I tend to offload a full card 32GB of images on my SSD on my laptop and start having the computer import and change to DNG while on the drive home.
Then when I get back into the office I make virtual copies of images and edit those.
As I understand though virtual copies and even the keywords applied to those images, are not saved into the DNG.
How do I back them up say to my blueray? I suppose I could make a catalog per job but that seems like a pain Currently I have several jobs that I would like to back up separately that are a part of the catalog. (I current have the option to write to xmp master database off) Thank you!

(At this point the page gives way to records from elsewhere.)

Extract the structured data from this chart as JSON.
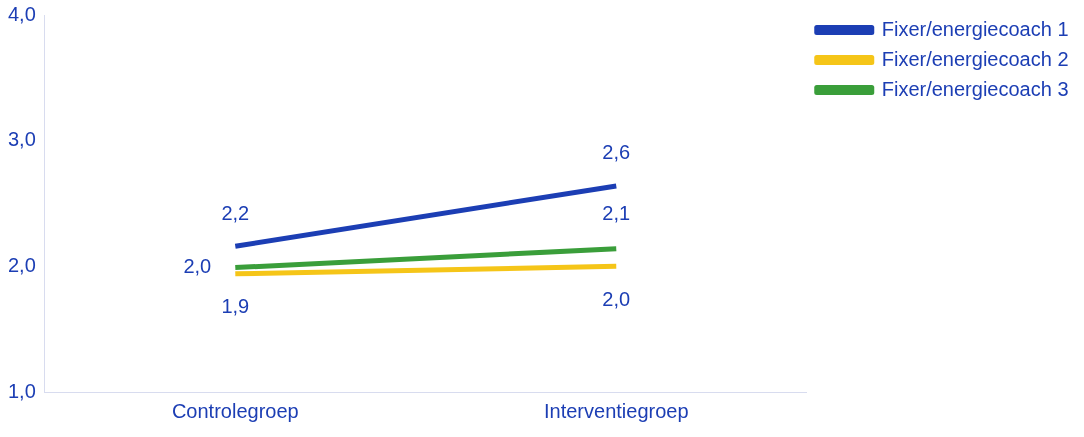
{
  "chart_data": {
    "type": "line",
    "categories": [
      "Controlegroep",
      "Interventiegroep"
    ],
    "series": [
      {
        "name": "Fixer/energiecoach 1",
        "color": "#1c3eb4",
        "values": [
          2.16,
          2.64
        ],
        "value_labels": [
          "2,2",
          "2,6"
        ]
      },
      {
        "name": "Fixer/energiecoach 2",
        "color": "#f5c518",
        "values": [
          1.94,
          2.0
        ],
        "value_labels": [
          "1,9",
          "2,0"
        ]
      },
      {
        "name": "Fixer/energiecoach 3",
        "color": "#3a9e3a",
        "values": [
          1.99,
          2.14
        ],
        "value_labels": [
          "2,0",
          "2,1"
        ]
      }
    ],
    "ylim": [
      1,
      4
    ],
    "yticks": [
      {
        "value": 1,
        "label": "1,0"
      },
      {
        "value": 2,
        "label": "2,0"
      },
      {
        "value": 3,
        "label": "3,0"
      },
      {
        "value": 4,
        "label": "4,0"
      }
    ],
    "grid": false,
    "legend": "top right",
    "marker": "none",
    "line_style": "solid"
  }
}
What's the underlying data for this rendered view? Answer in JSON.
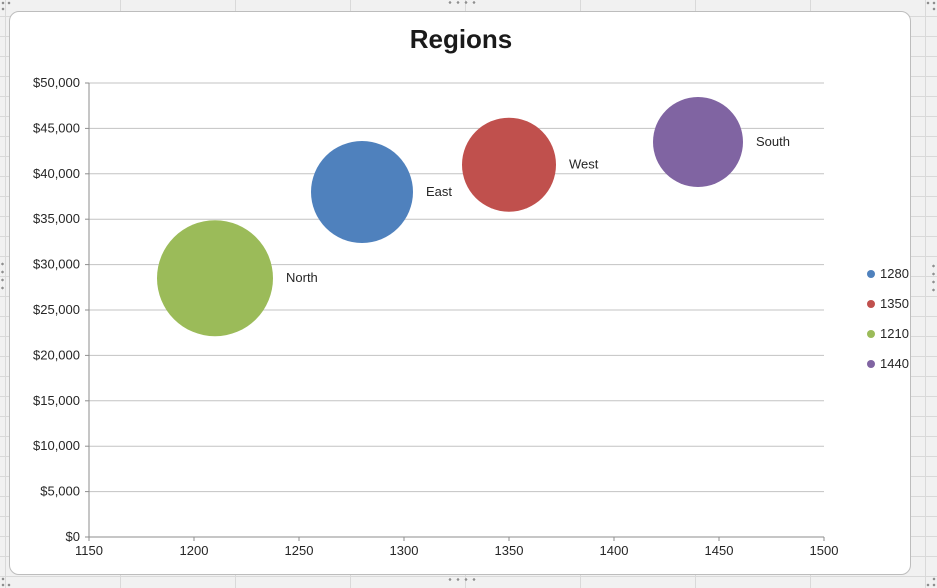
{
  "worksheet": {
    "background_color": "#f1f1f1",
    "gridline_color": "#d9d9d9"
  },
  "chart": {
    "background_color": "#ffffff",
    "border_color": "#bdbdbd",
    "plot_gridline_color": "#c3c3c3",
    "axis_line_color": "#8e8e8e",
    "text_color": "#262626"
  },
  "chart_data": {
    "type": "scatter",
    "subtype": "bubble",
    "title": "Regions",
    "grid": true,
    "legend_position": "right",
    "x_axis": {
      "min": 1150,
      "max": 1500,
      "step": 50,
      "tick_labels": [
        "1150",
        "1200",
        "1250",
        "1300",
        "1350",
        "1400",
        "1450",
        "1500"
      ]
    },
    "y_axis": {
      "min": 0,
      "max": 50000,
      "step": 5000,
      "tick_labels": [
        "$0",
        "$5,000",
        "$10,000",
        "$15,000",
        "$20,000",
        "$25,000",
        "$30,000",
        "$35,000",
        "$40,000",
        "$45,000",
        "$50,000"
      ]
    },
    "series": [
      {
        "name": "1280",
        "label": "East",
        "x": 1280,
        "y": 38000,
        "color": "#4f81bd",
        "radius_px": 51
      },
      {
        "name": "1350",
        "label": "West",
        "x": 1350,
        "y": 41000,
        "color": "#c0504d",
        "radius_px": 47
      },
      {
        "name": "1210",
        "label": "North",
        "x": 1210,
        "y": 28500,
        "color": "#9bbb59",
        "radius_px": 58
      },
      {
        "name": "1440",
        "label": "South",
        "x": 1440,
        "y": 43500,
        "color": "#8064a2",
        "radius_px": 45
      }
    ],
    "legend_entries": [
      "1280",
      "1350",
      "1210",
      "1440"
    ]
  }
}
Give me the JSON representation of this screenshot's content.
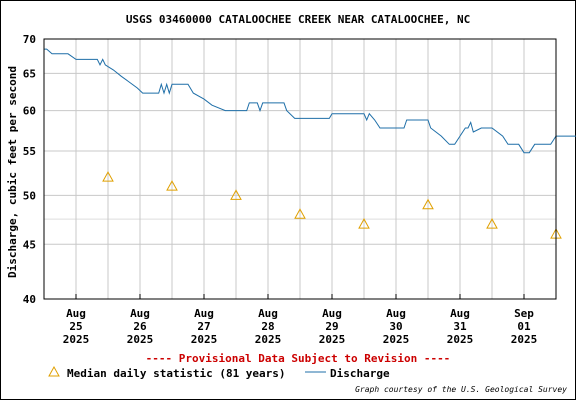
{
  "chart_data": {
    "type": "line",
    "title": "USGS 03460000 CATALOOCHEE CREEK NEAR CATALOOCHEE, NC",
    "ylabel": "Discharge, cubic feet per second",
    "xlabel": "",
    "y_scale": "log",
    "ylim": [
      40,
      70
    ],
    "y_ticks": [
      40,
      45,
      50,
      55,
      60,
      65,
      70
    ],
    "x_range_days": [
      "2025-08-24T12:00",
      "2025-09-01T12:00"
    ],
    "x_ticks": [
      {
        "date": "2025-08-25",
        "month": "Aug",
        "day": "25",
        "year": "2025"
      },
      {
        "date": "2025-08-26",
        "month": "Aug",
        "day": "26",
        "year": "2025"
      },
      {
        "date": "2025-08-27",
        "month": "Aug",
        "day": "27",
        "year": "2025"
      },
      {
        "date": "2025-08-28",
        "month": "Aug",
        "day": "28",
        "year": "2025"
      },
      {
        "date": "2025-08-29",
        "month": "Aug",
        "day": "29",
        "year": "2025"
      },
      {
        "date": "2025-08-30",
        "month": "Aug",
        "day": "30",
        "year": "2025"
      },
      {
        "date": "2025-08-31",
        "month": "Aug",
        "day": "31",
        "year": "2025"
      },
      {
        "date": "2025-09-01",
        "month": "Sep",
        "day": "01",
        "year": "2025"
      }
    ],
    "grid": true,
    "series": [
      {
        "name": "Discharge",
        "color": "#1f6fa8",
        "style": "line",
        "points": [
          [
            "2025-08-24T12:00",
            68.5
          ],
          [
            "2025-08-24T13:00",
            68.5
          ],
          [
            "2025-08-24T15:00",
            67.8
          ],
          [
            "2025-08-24T21:00",
            67.8
          ],
          [
            "2025-08-25T00:00",
            67.0
          ],
          [
            "2025-08-25T08:00",
            67.0
          ],
          [
            "2025-08-25T09:00",
            66.2
          ],
          [
            "2025-08-25T10:00",
            67.0
          ],
          [
            "2025-08-25T11:00",
            66.2
          ],
          [
            "2025-08-25T14:00",
            65.5
          ],
          [
            "2025-08-25T17:00",
            64.6
          ],
          [
            "2025-08-25T20:00",
            63.8
          ],
          [
            "2025-08-25T23:00",
            63.0
          ],
          [
            "2025-08-26T01:00",
            62.3
          ],
          [
            "2025-08-26T07:00",
            62.3
          ],
          [
            "2025-08-26T08:00",
            63.5
          ],
          [
            "2025-08-26T09:00",
            62.3
          ],
          [
            "2025-08-26T10:00",
            63.5
          ],
          [
            "2025-08-26T11:00",
            62.3
          ],
          [
            "2025-08-26T12:00",
            63.5
          ],
          [
            "2025-08-26T18:00",
            63.5
          ],
          [
            "2025-08-26T20:00",
            62.3
          ],
          [
            "2025-08-27T00:00",
            61.5
          ],
          [
            "2025-08-27T03:00",
            60.7
          ],
          [
            "2025-08-27T08:00",
            60.0
          ],
          [
            "2025-08-27T16:00",
            60.0
          ],
          [
            "2025-08-27T17:00",
            61.0
          ],
          [
            "2025-08-27T20:00",
            61.0
          ],
          [
            "2025-08-27T21:00",
            60.0
          ],
          [
            "2025-08-27T22:00",
            61.0
          ],
          [
            "2025-08-28T06:00",
            61.0
          ],
          [
            "2025-08-28T07:00",
            60.0
          ],
          [
            "2025-08-28T10:00",
            59.0
          ],
          [
            "2025-08-28T23:00",
            59.0
          ],
          [
            "2025-08-29T00:00",
            59.6
          ],
          [
            "2025-08-29T12:00",
            59.6
          ],
          [
            "2025-08-29T13:00",
            58.8
          ],
          [
            "2025-08-29T14:00",
            59.6
          ],
          [
            "2025-08-29T16:00",
            58.8
          ],
          [
            "2025-08-29T18:00",
            57.8
          ],
          [
            "2025-08-30T03:00",
            57.8
          ],
          [
            "2025-08-30T04:00",
            58.8
          ],
          [
            "2025-08-30T12:00",
            58.8
          ],
          [
            "2025-08-30T13:00",
            57.8
          ],
          [
            "2025-08-30T17:00",
            56.8
          ],
          [
            "2025-08-30T20:00",
            55.8
          ],
          [
            "2025-08-30T22:00",
            55.8
          ],
          [
            "2025-08-31T00:00",
            56.8
          ],
          [
            "2025-08-31T02:00",
            57.8
          ],
          [
            "2025-08-31T03:00",
            57.8
          ],
          [
            "2025-08-31T04:00",
            58.5
          ],
          [
            "2025-08-31T05:00",
            57.3
          ],
          [
            "2025-08-31T08:00",
            57.8
          ],
          [
            "2025-08-31T12:00",
            57.8
          ],
          [
            "2025-08-31T16:00",
            56.8
          ],
          [
            "2025-08-31T18:00",
            55.8
          ],
          [
            "2025-08-31T22:00",
            55.8
          ],
          [
            "2025-09-01T00:00",
            54.8
          ],
          [
            "2025-09-01T02:00",
            54.8
          ],
          [
            "2025-09-01T04:00",
            55.8
          ],
          [
            "2025-09-01T10:00",
            55.8
          ],
          [
            "2025-09-01T12:00",
            56.8
          ],
          [
            "2025-09-01T20:00",
            56.8
          ],
          [
            "2025-09-01T21:00",
            58.8
          ],
          [
            "2025-09-01T22:00",
            56.8
          ],
          [
            "2025-09-02T06:00",
            56.8
          ],
          [
            "2025-09-02T08:00",
            57.8
          ],
          [
            "2025-09-02T10:00",
            58.8
          ],
          [
            "2025-09-02T16:00",
            58.8
          ],
          [
            "2025-09-02T17:00",
            57.8
          ],
          [
            "2025-09-02T18:00",
            58.8
          ],
          [
            "2025-09-02T19:00",
            60.0
          ]
        ]
      },
      {
        "name": "Median daily statistic (81 years)",
        "color": "#e0a000",
        "style": "triangle",
        "points": [
          [
            "2025-08-25",
            52
          ],
          [
            "2025-08-26",
            51
          ],
          [
            "2025-08-27",
            50
          ],
          [
            "2025-08-28",
            48
          ],
          [
            "2025-08-29",
            47
          ],
          [
            "2025-08-30",
            49
          ],
          [
            "2025-08-31",
            47
          ],
          [
            "2025-09-01",
            46
          ]
        ]
      }
    ],
    "provisional_note": "---- Provisional Data Subject to Revision ----",
    "credit": "Graph courtesy of the U.S. Geological Survey"
  }
}
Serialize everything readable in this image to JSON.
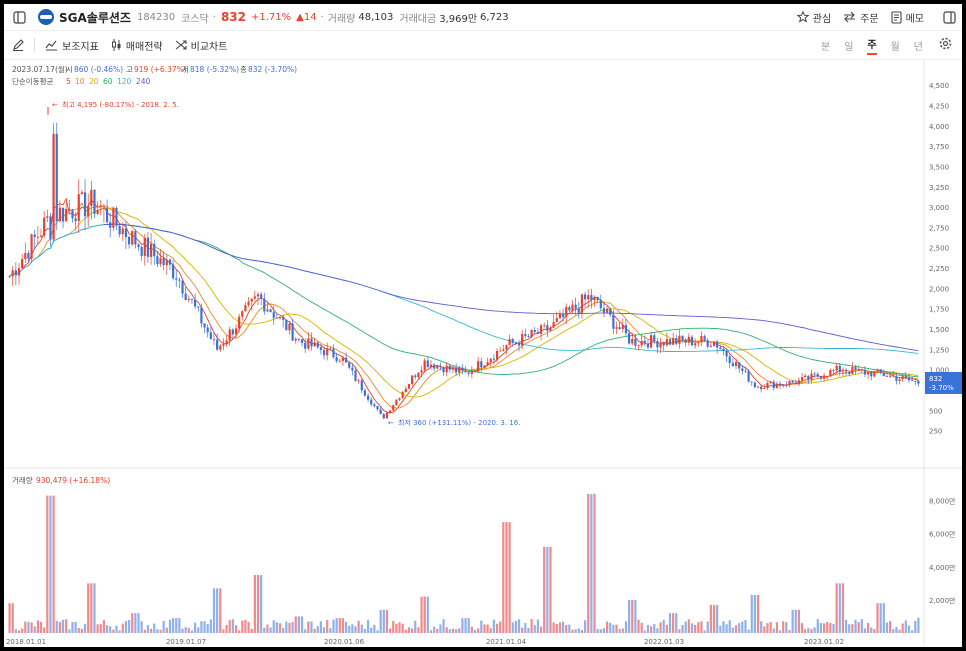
{
  "header": {
    "stock_name": "SGA솔루션즈",
    "code": "184230",
    "market": "코스닥",
    "price": "832",
    "change_pct": "+1.71%",
    "change_abs": "▲14",
    "volume_label": "거래량",
    "volume": "48,103",
    "amount_label": "거래대금",
    "amount": "3,969만",
    "extra": "6,723",
    "watch_label": "관심",
    "order_label": "주문",
    "memo_label": "메모"
  },
  "toolbar": {
    "indicator_label": "보조지표",
    "strategy_label": "매매전략",
    "compare_label": "비교차트",
    "periods": [
      "분",
      "일",
      "주",
      "월",
      "년"
    ],
    "active_period": "주"
  },
  "info": {
    "date": "2023.07.17(월)",
    "open_label": "시",
    "open": "860 (-0.46%)",
    "high_label": "고",
    "high": "919 (+6.37%)",
    "low_label": "저",
    "low": "818 (-5.32%)",
    "close_label": "종",
    "close": "832 (-3.70%)",
    "ma_label": "단순이동평균",
    "ma": [
      {
        "v": "5",
        "color": "#e8412c"
      },
      {
        "v": "10",
        "color": "#f08a24"
      },
      {
        "v": "20",
        "color": "#d8b400"
      },
      {
        "v": "60",
        "color": "#2fb36b"
      },
      {
        "v": "120",
        "color": "#37b7d8"
      },
      {
        "v": "240",
        "color": "#5b5fd6"
      }
    ]
  },
  "annotations": {
    "high": "최고 4,195 (-80.17%) - 2018. 2. 5.",
    "low": "최저 360 (+131.11%) - 2020. 3. 16.",
    "price_tag": "832",
    "price_tag_pct": "-3.70%"
  },
  "volume_info": {
    "label": "거래량",
    "value": "930,479 (+16.18%)"
  },
  "chart_data": [
    {
      "type": "line",
      "title": "",
      "y_ticks": [
        "4,500",
        "4,250",
        "4,000",
        "3,750",
        "3,500",
        "3,250",
        "3,000",
        "2,750",
        "2,500",
        "2,250",
        "2,000",
        "1,750",
        "1,500",
        "1,250",
        "1,000",
        "750",
        "500",
        "250"
      ],
      "x_ticks": [
        "2018.01.01",
        "2019.01.07",
        "2020.01.06",
        "2021.01.04",
        "2022.01.03",
        "2023.01.02"
      ],
      "x": [
        "2018.01",
        "2018.02",
        "2018.04",
        "2018.06",
        "2018.09",
        "2019.01",
        "2019.05",
        "2019.09",
        "2020.01",
        "2020.03",
        "2020.06",
        "2020.10",
        "2021.01",
        "2021.04",
        "2021.06",
        "2021.09",
        "2022.01",
        "2022.04",
        "2022.07",
        "2022.10",
        "2023.01",
        "2023.04",
        "2023.07"
      ],
      "series": [
        {
          "values": [
            2150,
            2900,
            3050,
            2600,
            2200,
            1250,
            1900,
            1350,
            1150,
            400,
            1100,
            950,
            1300,
            1500,
            1900,
            1350,
            1350,
            1350,
            800,
            850,
            1000,
            950,
            832
          ]
        }
      ],
      "ylim": [
        0,
        4600
      ]
    },
    {
      "type": "bar",
      "title": "",
      "y_ticks": [
        "8,000만",
        "6,000만",
        "4,000만",
        "2,000만"
      ],
      "x": [
        "2018.01",
        "2018.02",
        "2018.04",
        "2018.06",
        "2018.09",
        "2019.01",
        "2019.05",
        "2019.09",
        "2020.01",
        "2020.03",
        "2020.06",
        "2020.10",
        "2021.01",
        "2021.04",
        "2021.06",
        "2021.09",
        "2022.01",
        "2022.04",
        "2022.07",
        "2022.10",
        "2023.01",
        "2023.04",
        "2023.07"
      ],
      "values": [
        1800,
        8300,
        3000,
        1200,
        900,
        2700,
        3500,
        1000,
        900,
        1400,
        2200,
        900,
        6700,
        5200,
        8400,
        2000,
        1200,
        1700,
        2300,
        1400,
        3000,
        1800,
        930
      ]
    }
  ]
}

this was a helpful link, and references a frequent forum user as well:
By default Lightroom only store information about Virtual Copies in the catalog. This is a pain if you lose the catalog, or want to access the Virtual Copy outside Lightroom. Fortunately there is a work around. When you get your Virtual Copy to the finish point, save a Snapshot. If you now go back to the Master/Original image from which you created the copy, you’ll notice the Snapshot is also available to the Master. This means the settings from the Virtual Copy are easy to recreate even if you lose the catalog without a recent enough backup.
take a look at this thread:
you may be happy:converting your raw files to DNG. Metadata is written to these files in XMP format, but within the DNG.
Just keep in mind that Lightroom ONLY saves Metadata by default to the Catalog file.
If you also wish some of this data to be written to xmp/DNG you have to specifically sellect this option in your preferences or use from the Menu bar "Photo> Save Metadata to File" Ctrl +S in windows.
If you are using DNG, then I recommend just backing up your catalog to a secondary hard disk (not bluray), instead of trying to backup incremental changes. If you are using proprietary raw + sidecars, then incremental change backups make more sense. But if you insist, xEmP can create xmp sidecars for DNG, and backup all virtual copy settings in an xmp-like file (and all virtual copy settings can be restored from those xmp-like files, except for crop, tone-curve-enable, and orientation).